The Nasdaq tech index plunged 3.6% within seconds of opening today as AI-focused shares in the US and Europe face a $1trillion wipe out.
And it’s all down to the release of bargain-priced Chinese AI chatbot DeepSeek, which has stunned US tech experts by developing a competitor to Microsoft’s hugely popular ChatGPT.
While Microsoft has ploughed a staggering $14billion (£11billion) into ChatGPT, DeepSeek cost a meagre $5.6million (£4.5million) but users say it’s just as good.
And it’s open to anybody to use, free of charge.

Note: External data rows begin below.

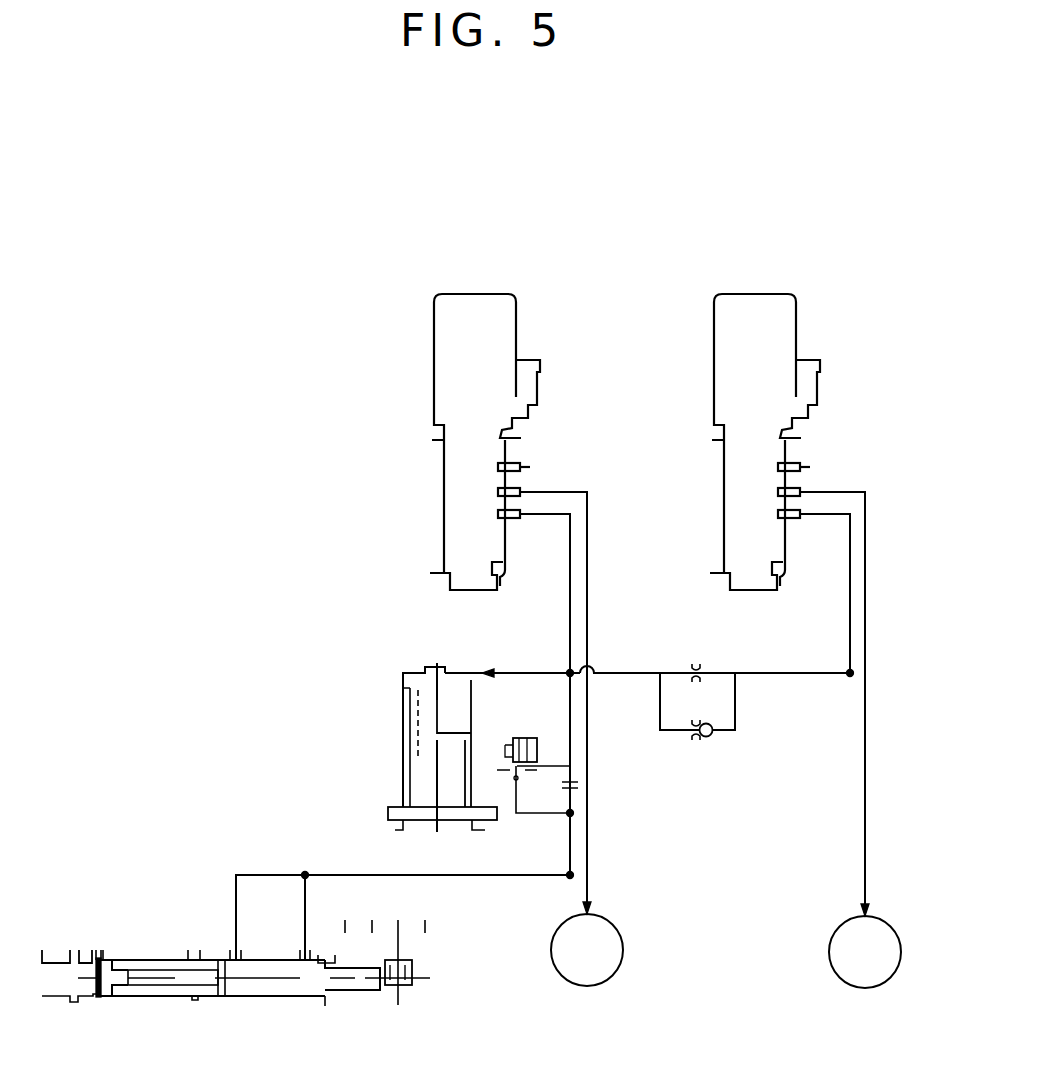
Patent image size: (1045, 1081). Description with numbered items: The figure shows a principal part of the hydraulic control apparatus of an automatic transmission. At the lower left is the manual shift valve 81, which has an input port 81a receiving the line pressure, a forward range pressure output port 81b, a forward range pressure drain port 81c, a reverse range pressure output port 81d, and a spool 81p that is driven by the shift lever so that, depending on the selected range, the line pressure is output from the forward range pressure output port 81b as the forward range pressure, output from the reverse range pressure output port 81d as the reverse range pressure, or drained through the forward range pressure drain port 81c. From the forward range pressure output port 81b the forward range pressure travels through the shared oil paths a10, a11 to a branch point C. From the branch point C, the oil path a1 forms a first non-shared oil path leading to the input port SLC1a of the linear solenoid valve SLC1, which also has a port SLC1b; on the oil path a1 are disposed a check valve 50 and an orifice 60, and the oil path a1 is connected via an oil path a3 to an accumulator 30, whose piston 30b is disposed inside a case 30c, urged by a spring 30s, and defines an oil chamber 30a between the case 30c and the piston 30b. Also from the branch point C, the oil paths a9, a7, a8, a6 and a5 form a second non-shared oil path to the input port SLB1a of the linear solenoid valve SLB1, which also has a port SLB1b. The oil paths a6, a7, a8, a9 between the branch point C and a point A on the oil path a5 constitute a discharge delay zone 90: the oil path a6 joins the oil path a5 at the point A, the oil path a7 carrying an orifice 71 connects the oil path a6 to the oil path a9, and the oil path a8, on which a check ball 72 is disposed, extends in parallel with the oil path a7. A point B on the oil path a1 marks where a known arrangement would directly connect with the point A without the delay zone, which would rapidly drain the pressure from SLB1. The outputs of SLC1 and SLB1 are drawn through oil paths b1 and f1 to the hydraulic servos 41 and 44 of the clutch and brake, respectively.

The accumulator 30 is at (429, 728).
The oil chamber 30a is at (438, 665).
The piston 30b is at (462, 726).
The case 30c is at (402, 705).
The spring 30s is at (412, 780).
The check valve 50 is at (528, 738).
The orifice 60 is at (563, 787).
The orifice 71 is at (696, 665).
The check ball 72 is at (707, 738).
The discharge delay zone 90 is at (853, 800).
The clutch C-1 hydraulic servo 41 is at (603, 914).
The brake B-1 hydraulic servo 44 is at (878, 917).
The manual shift valve 81 is at (238, 939).
The input port 81a is at (192, 948).
The forward range pressure output port 81b is at (242, 948).
The forward range pressure drain port 81c is at (378, 964).
The reverse range pressure output port 81d is at (104, 948).
The spool 81p is at (263, 990).
The linear solenoid valve SLC1 is at (485, 429).
The input port SLC1a is at (524, 519).
The feedback port of SLC1 SLC1b is at (523, 488).
The linear solenoid valve SLB1 is at (765, 429).
The input port SLB1a is at (804, 519).
The feedback port of SLB1 SLB1b is at (803, 488).
The oil path a1 is at (568, 608).
The oil path a3 is at (510, 671).
The oil path a5 is at (848, 625).
The oil path a6 is at (812, 680).
The oil path a7 is at (713, 671).
The oil path a8 is at (737, 708).
The oil path a9 is at (610, 671).
The oil path a10 is at (490, 877).
The oil path a11 is at (566, 845).
The oil passage b1 is at (590, 530).
The oil passage f1 is at (868, 582).
The point A is at (846, 671).
The point B is at (567, 878).
The branch point C is at (567, 670).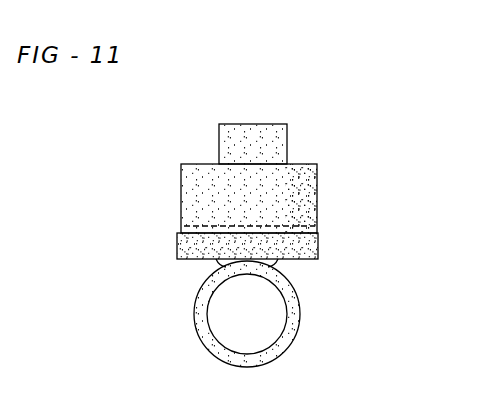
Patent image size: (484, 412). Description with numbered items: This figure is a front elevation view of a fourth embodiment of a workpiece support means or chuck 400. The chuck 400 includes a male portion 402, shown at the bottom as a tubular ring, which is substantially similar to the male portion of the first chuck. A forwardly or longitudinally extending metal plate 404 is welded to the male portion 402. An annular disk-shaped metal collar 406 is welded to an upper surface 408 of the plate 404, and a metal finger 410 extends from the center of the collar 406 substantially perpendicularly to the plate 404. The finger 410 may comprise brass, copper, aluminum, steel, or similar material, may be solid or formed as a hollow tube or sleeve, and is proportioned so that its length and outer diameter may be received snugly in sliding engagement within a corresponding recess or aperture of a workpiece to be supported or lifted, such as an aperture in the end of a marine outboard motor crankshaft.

The chuck 400 is at (143, 195).
The male portion 402 is at (194, 326).
The metal plate 404 is at (317, 261).
The metal collar 406 is at (317, 200).
The upper surface 408 is at (210, 228).
The metal finger 410 is at (287, 127).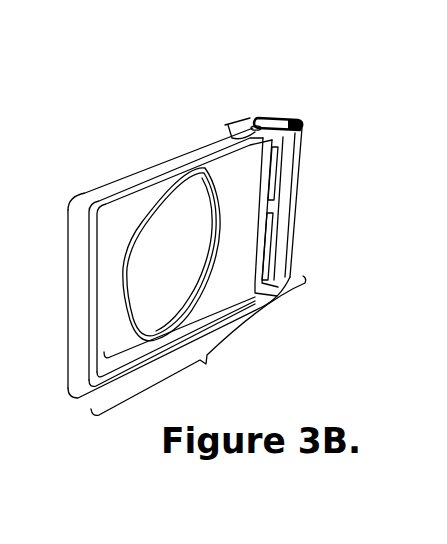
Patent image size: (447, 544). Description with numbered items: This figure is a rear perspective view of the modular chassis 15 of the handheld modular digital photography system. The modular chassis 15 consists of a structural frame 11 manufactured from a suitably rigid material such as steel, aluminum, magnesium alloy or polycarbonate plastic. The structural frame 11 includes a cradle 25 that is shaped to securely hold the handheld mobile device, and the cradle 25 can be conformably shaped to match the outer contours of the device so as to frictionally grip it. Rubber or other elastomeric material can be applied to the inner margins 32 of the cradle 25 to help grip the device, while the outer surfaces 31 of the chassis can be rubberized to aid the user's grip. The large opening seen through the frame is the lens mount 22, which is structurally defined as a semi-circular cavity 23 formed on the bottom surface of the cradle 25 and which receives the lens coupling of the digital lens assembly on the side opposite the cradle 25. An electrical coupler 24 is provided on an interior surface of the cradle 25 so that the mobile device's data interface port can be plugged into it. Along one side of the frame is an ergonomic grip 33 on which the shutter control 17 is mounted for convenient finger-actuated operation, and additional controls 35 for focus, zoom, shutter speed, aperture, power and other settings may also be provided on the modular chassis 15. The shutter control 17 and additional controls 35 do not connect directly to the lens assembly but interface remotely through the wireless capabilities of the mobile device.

The structural frame 11 is at (198, 345).
The modular chassis 15 is at (82, 179).
The shutter control 17 is at (295, 118).
The lens mount 22 is at (169, 328).
The semi-circular cavity 23 is at (152, 227).
The electrical coupler 24 is at (278, 177).
The cradle 25 is at (107, 310).
The outer surfaces 31 is at (70, 201).
The inner margins 32 is at (88, 390).
The ergonomic grip 33 is at (226, 121).
The additional controls 35 is at (257, 118).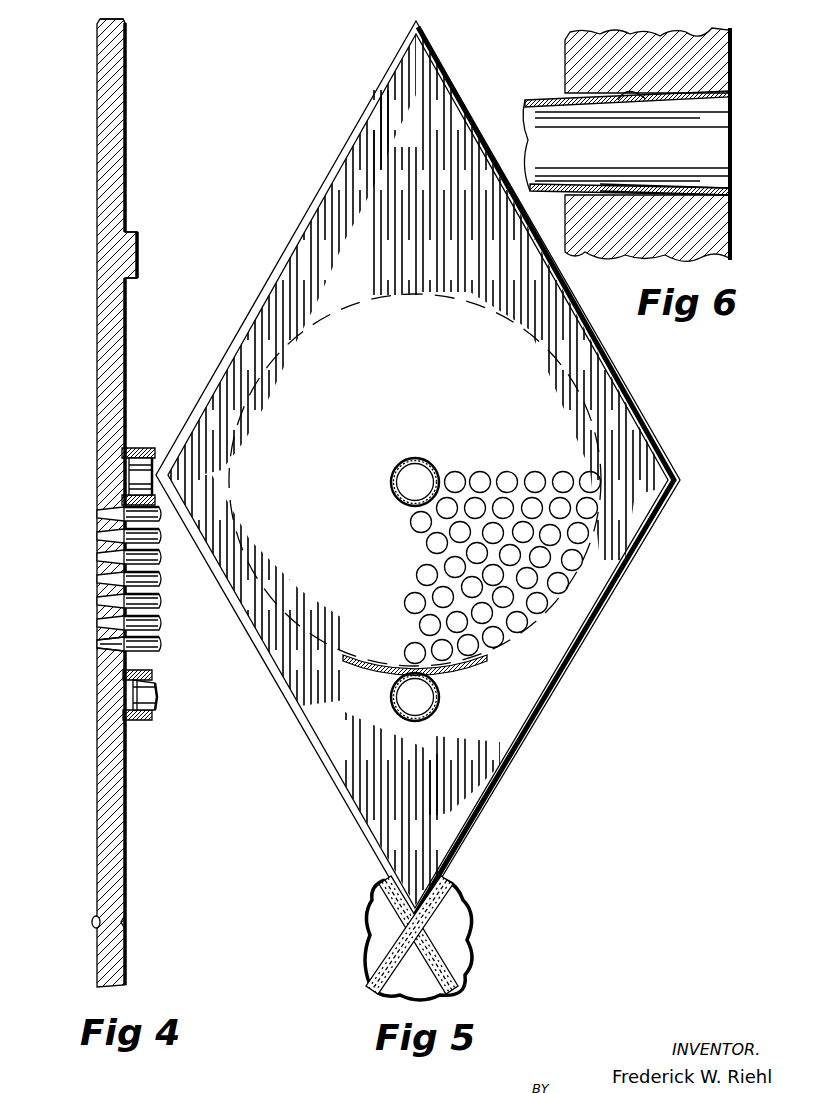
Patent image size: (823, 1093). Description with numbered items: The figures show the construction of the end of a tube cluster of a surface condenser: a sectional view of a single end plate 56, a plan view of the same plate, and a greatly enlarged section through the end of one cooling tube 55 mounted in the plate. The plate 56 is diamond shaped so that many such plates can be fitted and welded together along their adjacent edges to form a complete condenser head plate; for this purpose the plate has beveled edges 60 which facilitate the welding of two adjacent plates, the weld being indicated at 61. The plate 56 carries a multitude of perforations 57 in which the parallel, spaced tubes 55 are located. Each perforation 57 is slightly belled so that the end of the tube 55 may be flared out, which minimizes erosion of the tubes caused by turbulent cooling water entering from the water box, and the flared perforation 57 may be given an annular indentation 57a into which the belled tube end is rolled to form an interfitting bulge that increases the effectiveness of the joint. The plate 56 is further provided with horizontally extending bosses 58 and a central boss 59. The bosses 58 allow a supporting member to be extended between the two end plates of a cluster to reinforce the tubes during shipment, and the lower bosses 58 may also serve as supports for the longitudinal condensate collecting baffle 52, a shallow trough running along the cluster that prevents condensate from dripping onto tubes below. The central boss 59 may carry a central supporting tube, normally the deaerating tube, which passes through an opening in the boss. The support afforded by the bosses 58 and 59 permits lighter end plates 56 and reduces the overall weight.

In FIG. 5, the collecting baffle 52 is at (465, 667).
In FIG. 4, the tubes 55 is at (163, 622).
In FIG. 5, the tubes 55 is at (563, 480).
In FIG. 6, the tubes 55 is at (542, 100).
In FIG. 4, the end plate 56 is at (112, 745).
In FIG. 5, the end plate 56 is at (506, 773).
In FIG. 6, the end plate 56 is at (717, 70).
In FIG. 4, the perforations 57 is at (97, 645).
In FIG. 6, the perforations 57 is at (728, 185).
In FIG. 6, the annular indentations 57a is at (630, 95).
In FIG. 4, the bosses 58 is at (131, 258).
In FIG. 5, the bosses 58 is at (422, 705).
In FIG. 4, the central boss 59 is at (133, 453).
In FIG. 5, the central boss 59 is at (405, 489).
In FIG. 4, the beveled edges 60 is at (127, 22).
In FIG. 5, the beveled edges 60 is at (540, 715).
In FIG. 4, the weld 61 is at (92, 920).
In FIG. 5, the weld 61 is at (433, 905).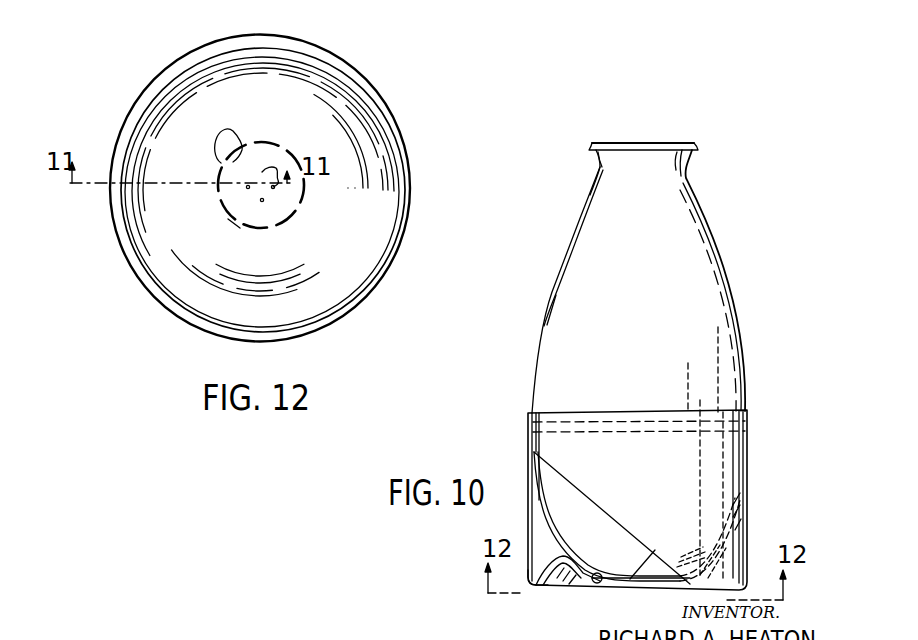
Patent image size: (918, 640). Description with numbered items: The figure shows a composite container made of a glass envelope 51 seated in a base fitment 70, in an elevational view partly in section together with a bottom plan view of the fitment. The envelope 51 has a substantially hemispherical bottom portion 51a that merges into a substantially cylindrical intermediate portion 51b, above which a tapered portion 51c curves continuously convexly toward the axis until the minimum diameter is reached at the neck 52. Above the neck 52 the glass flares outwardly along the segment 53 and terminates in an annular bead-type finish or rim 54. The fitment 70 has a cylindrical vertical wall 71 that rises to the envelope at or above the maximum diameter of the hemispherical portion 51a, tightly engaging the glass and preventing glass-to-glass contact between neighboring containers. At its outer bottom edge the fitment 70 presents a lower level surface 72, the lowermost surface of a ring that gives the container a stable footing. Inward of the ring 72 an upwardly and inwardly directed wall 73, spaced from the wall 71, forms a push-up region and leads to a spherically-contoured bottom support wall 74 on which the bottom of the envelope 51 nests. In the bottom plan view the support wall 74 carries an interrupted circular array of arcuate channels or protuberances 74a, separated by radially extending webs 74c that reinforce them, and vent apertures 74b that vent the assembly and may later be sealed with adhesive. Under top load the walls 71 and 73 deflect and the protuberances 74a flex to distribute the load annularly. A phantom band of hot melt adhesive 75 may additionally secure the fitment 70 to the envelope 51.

In FIG. 10, the envelope 51 is at (752, 358).
In FIG. 10, the hemispherical bottom portion 51a is at (557, 530).
In FIG. 10, the cylindrical intermediate portion 51b is at (747, 410).
In FIG. 10, the tapered portion 51c is at (550, 308).
In FIG. 10, the neck 52 is at (603, 166).
In FIG. 10, the segment 53 is at (586, 145).
In FIG. 10, the annular finish or rim 54 is at (596, 147).
In FIG. 12, the fitment 70 is at (124, 82).
In FIG. 10, the fitment 70 is at (654, 483).
In FIG. 10, the cylindrical vertical wall 71 is at (528, 483).
In FIG. 12, the lower level surface 72 is at (257, 334).
In FIG. 10, the lower level surface 72 is at (532, 586).
In FIG. 12, the upwardly, inwardly directed wall 73 is at (273, 324).
In FIG. 10, the upwardly, inwardly directed wall 73 is at (560, 585).
In FIG. 12, the bottom support wall 74 is at (276, 262).
In FIG. 10, the bottom support wall 74 is at (602, 573).
In FIG. 12, the channels (protuberances) 74a is at (225, 132).
In FIG. 10, the channels (protuberances) 74a is at (655, 550).
In FIG. 12, the vent apertures 74b is at (276, 165).
In FIG. 12, the spanning wall sections (webs) 74c is at (232, 216).
In FIG. 10, the band of hot melt adhesive 75 is at (717, 431).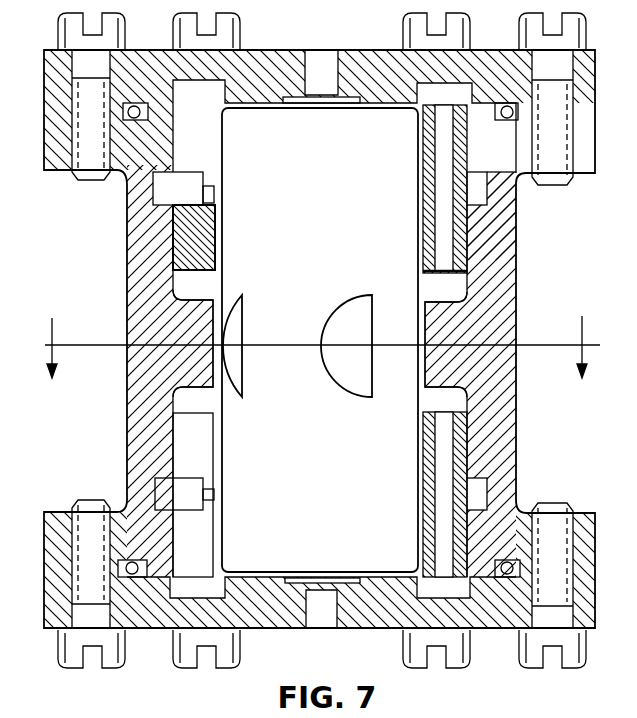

This is a bullet aimed at the heart of AI hype, which has driven US tech valuations to unprecedented highs.
If China can do the same job for small change, the investment case for AI collapses.
This would be a huge blow for Trump, who plans a $500billion investment in AI and has pinned the success of his administration on US tech dominance.
DeepSeek is proving stunningly popular, with the app soaring to the top of the Apple Store’s download charts.
It shows how quickly China has closed the gap in AI, threatening the virtual monopoly the US has enjoyed in the ground-breaking tech.
This will also hit UK pension funds and Stocks and Shares Isas, as Brits have poured money into the US stock market and tech in particular.
China has already enjoyed massive success with its TikTok app. If DeepSeek repeats its success, it could threaten profits and jobs across Silicon Valley.
It’s also a huge threat to Trump’s “America First” agenda, which seeks to bolster US tech supremacy by hitting Chinese tech firms like Huawei and TikTok with sanctions and tariffs.
The aim was to cut off Chinese access to critical technologies and markets. But if China can make its own versions at a fraction of the cost, Trump’s plan could fail.
DeepSeek has delivered a stinging blow to the narrative of American invincibility.
Trump could suffer a further blow if other nations pivot towards dirt-cheap Chinese AI.
It could even spark a new tech cold war, where countries are forced to choose between competing AI ecosystems.
Venture capitalist Marc Andreessen, a close Trump advisor, described DeepSeek as “AI’s Sputnik moment”, a reference to the Soviet satellite launch that told the US it was losing the Cold War space race.
The stakes couldn’t be higher. DeepSeek has been described as a “wake-up call to America”.
Trump may just have suffered the biggest blow to his presidency. As yet, it’s impossible to say.
But Americans suddenly have a trillion reasons to be worried.